30 jahre

SCHMÜCKENDES & SCHÜTZENDES 

Installation in der Galerie Oberstdorf/ Trettachhäusl

 13. -28. 11. 2021

Für gewöhnlich spielt der Ort des Kunstgeschehens, also die Galerie, das Museum, die Kunstmesse nur insofern eine Rolle als das er die Kunst möglichst gut zur Geltung bringen soll. Der White Cube wird seit 100 Jahren immer noch als das beste Konzept angesehen um Kunst möglichst ohne Interaktion mit der Architektur erfahrbar zu machen. Die Betrachter sollen möglichst unabgelenkt vom räumlichen und sonstigem Kontext den Blick auf das einzelne Kunstwerk fokussieren. Meine Kunstpraxis hingegen geht vom Ort und seinem Kontext aus. Das Trettachhäusl mit seiner fast 400 jährigen Geschichte hat mich in seinen Bann gezogen. Vor allem Weißgerber haben das Haus über Generationen als Werkstatt und Wohnstätte benutzt. Sie haben aus den Tierhäuten weiches, weißes kostbares Leder gewonnen. Leder für Bekleidungsstücke, die den fragilen Körper des Menschen schützen. Anfang des 20. Jahrhundert wurde das Haus an einen Goldschmiedemeister verkauft. Seit 2017 beherbergt es nun wechselnde Kunst aller Art und vereinigt damit in seinen Räumen das Handwerkliche, das Künstlerische, das Schmückende und das Schützende in all seinen Facetten. Ich kann das Haus wahrnehmen als organisches Gebilde, als würden die Räume, die Wände, das Holz all das Empfangene wieder ausatmen und eine einzigartige dichte Atmosphäre schaffen. Immer erlebe ich, wenn ich mich intensiv mit einem Ort beschäftige so etwas wie Synchronizität. Das Vergangene, das Gegenwärtige und sogar das Zukünftige sind gleichzeitig spürbar. Als gebe es um mich und um die Dinge herum eine Art Gewebe welches sich verdichtet und Gestalt annimmt. Und dieser Prozess wird in materiellen Trägern aller Art in einer Installation sichtbar. Installation kommt von lateinisch einrichten. Und genau das ist es was ich mache. Ich richte die Kunst ein, die verdichteten Gestalten in Form der passenden materiellen Trägern, vom gefundenen Holzstück bis zum digitalen Print.
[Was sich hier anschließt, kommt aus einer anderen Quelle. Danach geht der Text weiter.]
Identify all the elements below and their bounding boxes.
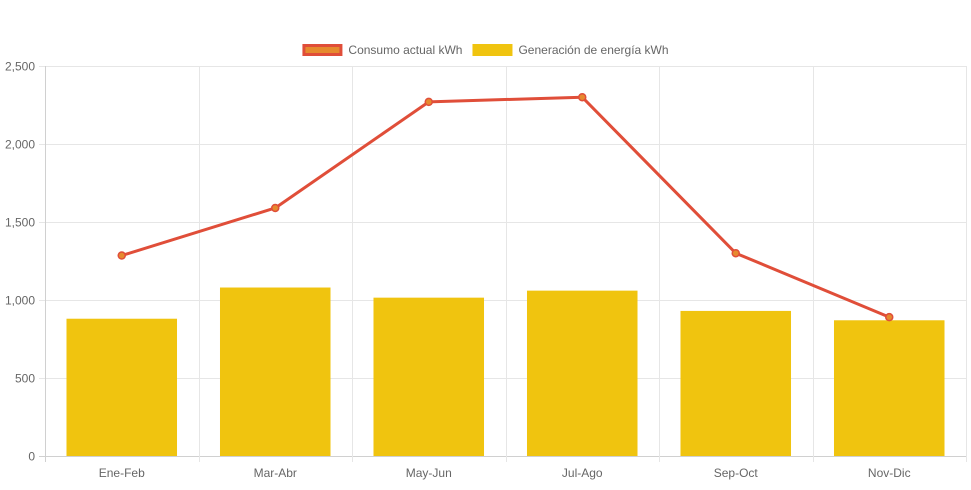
legend-label: Consumo actual kWh xyxy=(348,43,462,57)
line-series-consumo xyxy=(117,92,894,322)
line-point[interactable] xyxy=(271,203,280,213)
y-tick-label: 500 xyxy=(15,372,35,386)
y-tick-label: 1,500 xyxy=(5,216,35,230)
bar[interactable] xyxy=(373,297,485,456)
x-tick-label: Sep-Oct xyxy=(714,466,759,480)
y-tick-label: 0 xyxy=(28,450,35,464)
line-point[interactable] xyxy=(731,248,740,258)
y-tick-label: 2,500 xyxy=(5,60,35,74)
bar-series-generacion xyxy=(66,287,945,456)
grid xyxy=(39,66,967,462)
x-tick-label: Ene-Feb xyxy=(99,466,145,480)
x-tick-label: May-Jun xyxy=(406,466,452,480)
line-point[interactable] xyxy=(885,312,894,322)
bar[interactable] xyxy=(219,287,331,456)
line-point[interactable] xyxy=(424,97,433,107)
bar[interactable] xyxy=(680,310,792,456)
x-tick-label: Jul-Ago xyxy=(562,466,603,480)
bar[interactable] xyxy=(66,318,178,456)
legend-swatch-bar xyxy=(472,44,513,56)
x-tick-label: Nov-Dic xyxy=(868,466,911,480)
y-tick-label: 2,000 xyxy=(5,138,35,152)
legend[interactable]: Consumo actual kWh Generación de energía … xyxy=(302,43,669,57)
line-point[interactable] xyxy=(117,251,126,260)
series-line xyxy=(121,95,890,319)
legend-swatch-line xyxy=(302,44,343,56)
x-tick-label: Mar-Abr xyxy=(254,466,297,480)
legend-item[interactable]: Consumo actual kWh xyxy=(302,43,463,57)
y-tick-label: 1,000 xyxy=(5,294,35,308)
line-point[interactable] xyxy=(578,92,587,102)
bar[interactable] xyxy=(526,290,638,456)
legend-item[interactable]: Generación de energía kWh xyxy=(472,43,669,57)
legend-label: Generación de energía kWh xyxy=(518,43,668,57)
bar[interactable] xyxy=(833,320,945,456)
axes: 0 500 1,000 1,500 2,000 2,500 Ene-Feb Mar-Abr Ma… xyxy=(5,60,911,481)
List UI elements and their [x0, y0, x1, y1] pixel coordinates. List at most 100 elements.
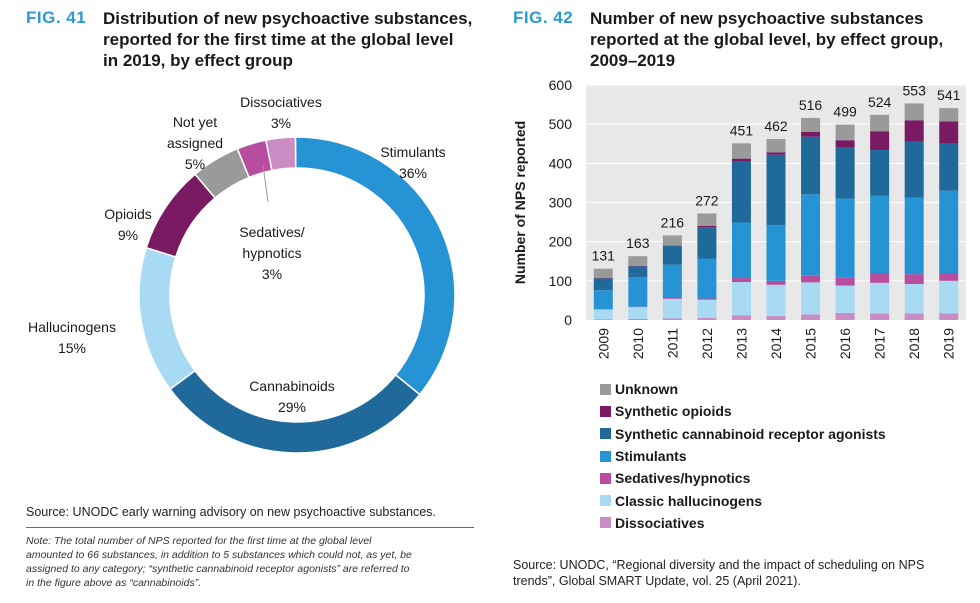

Meine künstlerische Praxis, die 1991 an der Kunstakademie Münster begann feiert im Jahr 2021 ihr 30jähriges Bestehen. Sie ist unabhängig von Kunstmarkt und Auftraggebern. Für mich soll Kunst keine Ware sein und mein künstlerisches Schaffen frei von jedem Müssen. Ich arbeite was auch immer es an dem Ort wo ich gerade lebe zu arbeiten gibt um meine Freiheit in der Kunst zu bewahren. Und überall wo ich gearbeitet habe bin ich auf Menschen getroffen, die Künstler sind und die lieber die Unsicherheit wählen um sich ihre Freiheit zu bewahren. Sie sind im wahrsten Sinne des Wortes Lebenskünstler. Vorbilder, wie Unsicherheit auszuhalten ist in diesen unseren wahrlich unsicheren Zeiten.